# Colour versus grayscale pixels

Colour pixels are different from grayscale pixels. Colour pixels are RGB, meaning they have three pieces of information associated with them, namely the Red, Green and Blue components. Grayscale pixels have one component, a gray tone derived from a graduate scale from black to white. A colour pixel is generally 24-bit (3 × 8-bit), and a gray pixel is just 8-bit. This basically means that a colour pixel has a triplet value comprised of 0..255 for each of red, green and blue components, whereas a grayscale pixel has a single values 0..255. The figure below compares a colour and grayscale pixel. The colour pixel has the R-G-B value 61-80-136.The grayscale pixel has the value 92.

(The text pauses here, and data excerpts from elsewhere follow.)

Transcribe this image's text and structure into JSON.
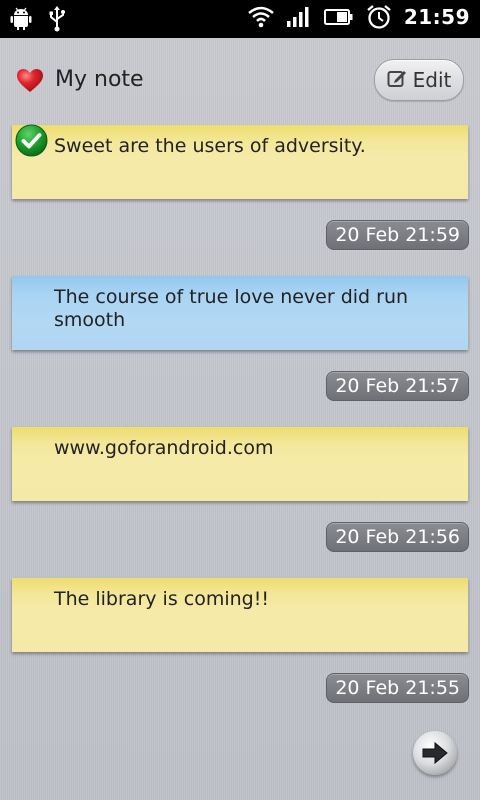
{
  "status_bar": {
    "time": "21:59",
    "left_icons": [
      "android-debug-icon",
      "usb-icon"
    ],
    "right_icons": [
      "wifi-icon",
      "signal-icon",
      "battery-icon",
      "alarm-icon"
    ]
  },
  "header": {
    "title": "My note",
    "edit_label": "Edit",
    "heart_color": "#e0252d"
  },
  "notes": [
    {
      "text": "Sweet are the users of adversity.",
      "timestamp": "20 Feb 21:59",
      "color": "yellow",
      "checked": true
    },
    {
      "text": "The course of true love never did run smooth",
      "timestamp": "20 Feb 21:57",
      "color": "blue",
      "checked": false
    },
    {
      "text": "www.goforandroid.com",
      "timestamp": "20 Feb 21:56",
      "color": "yellow",
      "checked": false
    },
    {
      "text": "The library is coming!!",
      "timestamp": "20 Feb 21:55",
      "color": "yellow",
      "checked": false
    }
  ],
  "colors": {
    "note_yellow": "#f5e9a8",
    "note_blue": "#b0d6f0",
    "check_green": "#1a9b2a",
    "timestamp_bg": "#7a7c82"
  }
}
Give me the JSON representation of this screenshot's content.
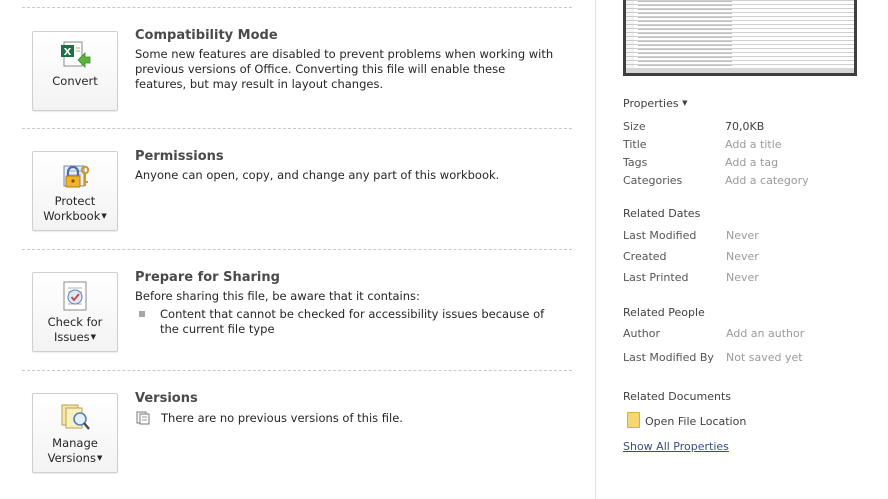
{
  "compat": {
    "button_label": "Convert",
    "title": "Compatibility Mode",
    "body": "Some new features are disabled to prevent problems when working with previous versions of Office. Converting this file will enable these features, but may result in layout changes."
  },
  "permissions": {
    "button_line1": "Protect",
    "button_line2": "Workbook",
    "title": "Permissions",
    "body": "Anyone can open, copy, and change any part of this workbook."
  },
  "sharing": {
    "button_line1": "Check for",
    "button_line2": "Issues",
    "title": "Prepare for Sharing",
    "intro": "Before sharing this file, be aware that it contains:",
    "bullet": "Content that cannot be checked for accessibility issues because of the current file type"
  },
  "versions": {
    "button_line1": "Manage",
    "button_line2": "Versions",
    "title": "Versions",
    "body": "There are no previous versions of this file."
  },
  "properties": {
    "header": "Properties",
    "items": [
      {
        "key": "Size",
        "value": "70,0KB"
      },
      {
        "key": "Title",
        "value": "Add a title"
      },
      {
        "key": "Tags",
        "value": "Add a tag"
      },
      {
        "key": "Categories",
        "value": "Add a category"
      }
    ]
  },
  "related_dates": {
    "header": "Related Dates",
    "items": [
      {
        "key": "Last Modified",
        "value": "Never"
      },
      {
        "key": "Created",
        "value": "Never"
      },
      {
        "key": "Last Printed",
        "value": "Never"
      }
    ]
  },
  "related_people": {
    "header": "Related People",
    "items": [
      {
        "key": "Author",
        "value": "Add an author"
      },
      {
        "key": "Last Modified By",
        "value": "Not saved yet"
      }
    ]
  },
  "related_documents": {
    "header": "Related Documents",
    "open_location": "Open File Location",
    "show_all": "Show All Properties"
  }
}
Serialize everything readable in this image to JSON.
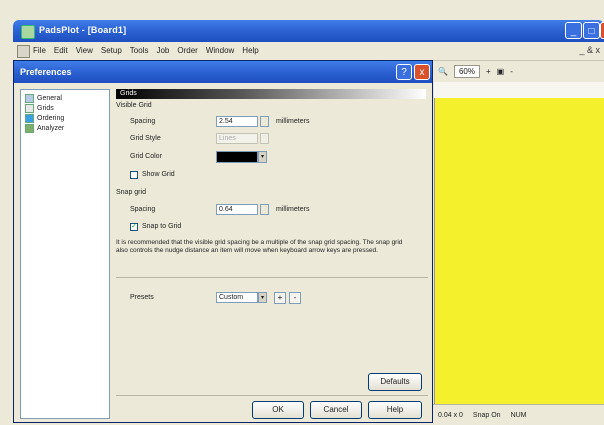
{
  "app": {
    "title": "PadsPlot - [Board1]",
    "menu": [
      "File",
      "Edit",
      "View",
      "Setup",
      "Tools",
      "Job",
      "Order",
      "Window",
      "Help"
    ],
    "mdi_controls": "_ & x",
    "window_buttons": {
      "minimize": "_",
      "maximize": "□",
      "close": "x"
    }
  },
  "toolbar": {
    "zoom": "60%",
    "plus": "+",
    "minus": "-"
  },
  "statusbar": {
    "coords": "0.04 x 0",
    "snap": "Snap On",
    "mode": "NUM"
  },
  "dialog": {
    "title": "Preferences",
    "help_button": "?",
    "close_button": "x",
    "nav_items": [
      {
        "label": "General",
        "icon": "general-icon"
      },
      {
        "label": "Grids",
        "icon": "grids-icon"
      },
      {
        "label": "Ordering",
        "icon": "ordering-icon"
      },
      {
        "label": "Analyzer",
        "icon": "analyzer-icon"
      }
    ],
    "panel_title": "Grids",
    "visible_grid": {
      "heading": "Visible Grid",
      "spacing_label": "Spacing",
      "spacing_value": "2.54",
      "units": "millimeters",
      "grid_style_label": "Grid Style",
      "grid_style_value": "Lines",
      "grid_color_label": "Grid Color",
      "grid_color": "#000000",
      "show_grid_label": "Show Grid",
      "show_grid_checked": false
    },
    "snap_grid": {
      "heading": "Snap grid",
      "spacing_label": "Spacing",
      "spacing_value": "0.64",
      "units": "millimeters",
      "snap_to_grid_label": "Snap to Grid",
      "snap_to_grid_checked": true
    },
    "note": "It is recommended that the visible grid spacing be a multiple of the snap grid spacing. The snap grid also controls the nudge distance an item will move when keyboard arrow keys are pressed.",
    "presets_label": "Presets",
    "presets_value": "Custom",
    "preset_add": "+",
    "preset_remove": "-",
    "defaults_button": "Defaults",
    "ok_button": "OK",
    "cancel_button": "Cancel",
    "help_btn": "Help"
  }
}
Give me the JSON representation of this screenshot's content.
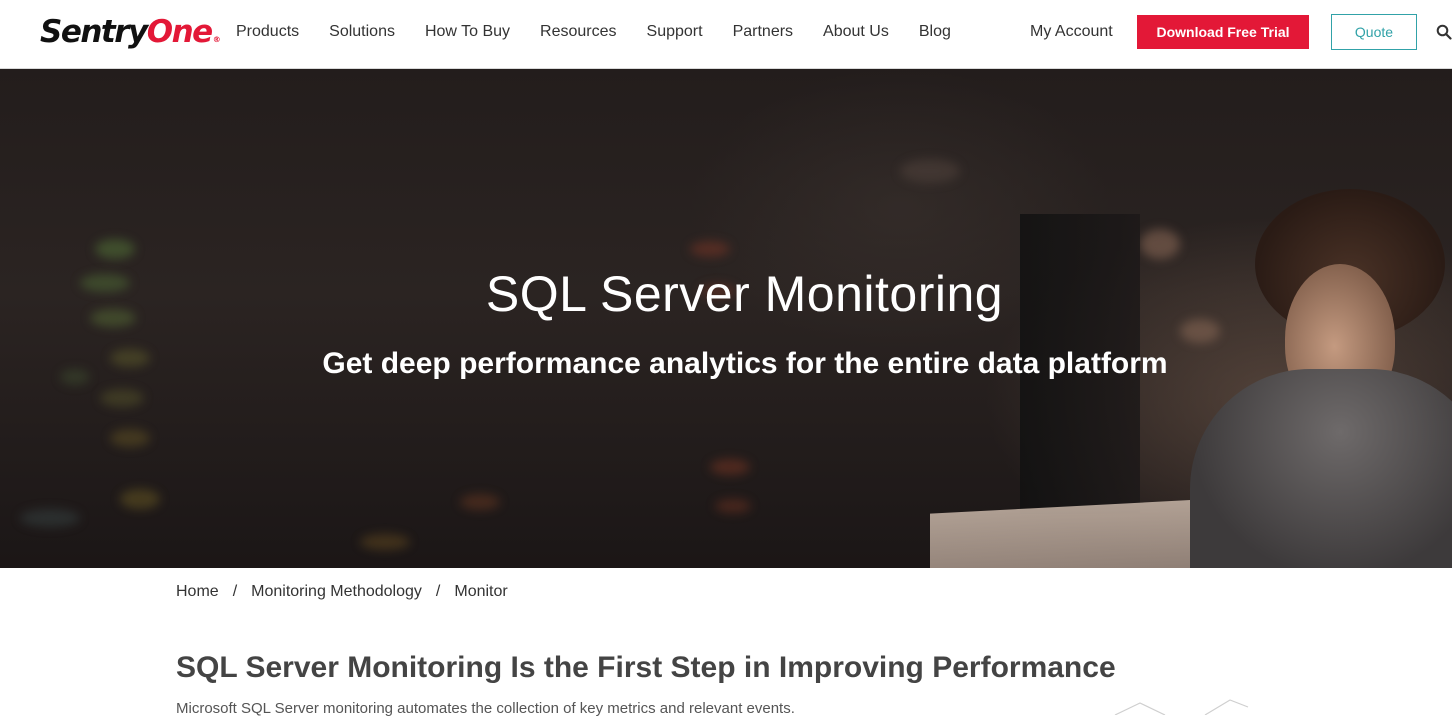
{
  "brand": {
    "name_part1": "Sentry",
    "name_part2": "One",
    "registered_mark": "®"
  },
  "nav": {
    "items": [
      {
        "label": "Products"
      },
      {
        "label": "Solutions"
      },
      {
        "label": "How To Buy"
      },
      {
        "label": "Resources"
      },
      {
        "label": "Support"
      },
      {
        "label": "Partners"
      },
      {
        "label": "About Us"
      },
      {
        "label": "Blog"
      }
    ],
    "my_account": "My Account",
    "trial_button": "Download Free Trial",
    "quote_button": "Quote",
    "search_icon": "search-icon"
  },
  "hero": {
    "title": "SQL Server Monitoring",
    "subtitle": "Get deep performance analytics for the entire data platform"
  },
  "breadcrumb": {
    "items": [
      "Home",
      "Monitoring Methodology",
      "Monitor"
    ],
    "separator": "/"
  },
  "content": {
    "heading": "SQL Server Monitoring Is the First Step in Improving Performance",
    "intro": "Microsoft SQL Server monitoring automates the collection of key metrics and relevant events."
  },
  "colors": {
    "accent_red": "#e31837",
    "accent_teal": "#31a2a8"
  }
}
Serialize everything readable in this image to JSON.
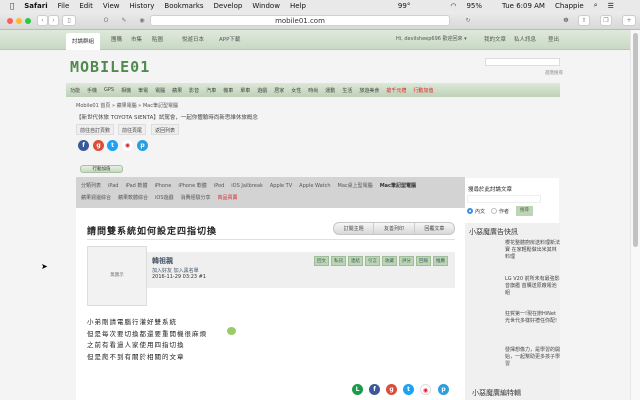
{
  "menubar": {
    "apple": "",
    "app": "Safari",
    "items": [
      "File",
      "Edit",
      "View",
      "History",
      "Bookmarks",
      "Develop",
      "Window",
      "Help"
    ],
    "temp": "99°",
    "battery": "95%",
    "clock": "Tue 6:09 AM",
    "user": "Chappie"
  },
  "browser": {
    "url": "mobile01.com"
  },
  "topnav": {
    "tabs": [
      "討論群組",
      "團購",
      "市集",
      "貼圖",
      "悅遊日本",
      "APP下載"
    ],
    "greeting": "Hi, devilsheep696 歡迎回來 ▾",
    "my_posts": "我的文章",
    "messages": "私人訊息",
    "logout": "登出"
  },
  "logo": "MOBILE01",
  "search": {
    "advanced": "進階搜尋"
  },
  "categories": [
    "功能",
    "手機",
    "GPS",
    "相機",
    "筆電",
    "電腦",
    "蘋果",
    "影音",
    "汽車",
    "機車",
    "單車",
    "遊戲",
    "居家",
    "女性",
    "時尚",
    "運動",
    "生活",
    "旅遊美食"
  ],
  "categories_red": [
    "搶千元禮",
    "行動加值"
  ],
  "breadcrumb": "Mobile01 首頁 » 蘋果電腦 » Mac筆記型電腦",
  "ad_line": "【新世代休旅 TOYOTA SIENTA】試駕會，一起你體驗時尚新思維休旅概念",
  "nav_buttons": [
    "前往自訂頁數",
    "前往頁尾",
    "返回列表"
  ],
  "mobile_topup": "行動加值",
  "subcategories": [
    "分類列表",
    "iPad",
    "iPad 軟體",
    "iPhone",
    "iPhone 軟體",
    "iPod",
    "iOS Jailbreak",
    "Apple TV",
    "Apple Watch",
    "Mac桌上型電腦",
    "Mac筆記型電腦",
    "蘋果週邊綜合",
    "蘋果軟體綜合",
    "iOS遊戲",
    "消費經驗分享",
    "商品買賣"
  ],
  "thread": {
    "title": "請問雙系統如何設定四指切換",
    "buttons": [
      "訂閱主題",
      "友善列印",
      "回覆文章"
    ]
  },
  "post": {
    "avatar_text": "無圖示",
    "author": "韓祖親",
    "links": "加入好友 加入黑名單",
    "time": "2016-11-29 03:23  #1",
    "actions": [
      "回文",
      "私訊",
      "連結",
      "引言",
      "收藏",
      "評分",
      "回報",
      "推薦"
    ],
    "body": [
      "小弟剛請電腦行灌好雙系統",
      "但是每次要切換都還要重開機很麻煩",
      "之前有看過人家使用四指切換",
      "但是爬不到有關於相關的文章"
    ]
  },
  "sidebar": {
    "search_title": "搜尋於此討論文章",
    "opt_content": "內文",
    "opt_author": "作者",
    "search_btn": "搜尋",
    "ad_title": "小惡魔廣告快訊",
    "ads": [
      "櫻花整體廚房送料理新法寶 在家輕鬆做出米其林料理",
      "LG V20 前所未有最強影音旗艦 首購送原廠電池組",
      "狂賀第一!現在辦HiNet光世代多樣好禮任你配!",
      "發揮想像力，是學習的開始，一起幫助更多孩子學習"
    ],
    "ad_title2": "小惡魔廣編特輯"
  },
  "colors": {
    "nav_green": "#c9d9c4",
    "logo_green": "#4f8a4f",
    "red": "#dd2222"
  }
}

It is easy to convert a pixel from colour to grayscale (like applying a monochrome filter in a digital camera). The easiest method is simply averaging the three values of R, G, and B. In the sample above, the grayscale pixel is actually the converted RGB: (61+80+136)/3 = 92.

Now colour images also contain regions that are gray in colour – these are 24-bit “gray” pixels, as opposed to 8-bit grayscale pixels. The example below shows a pixel in a grayscale image, and the corresponding “gray” pixel in the colour image. Grayscale pixels are pure shades of gray. Pure shades of gray in colour images are often represented with RGB all having the same value, e.g. R=137, G=137, B=137.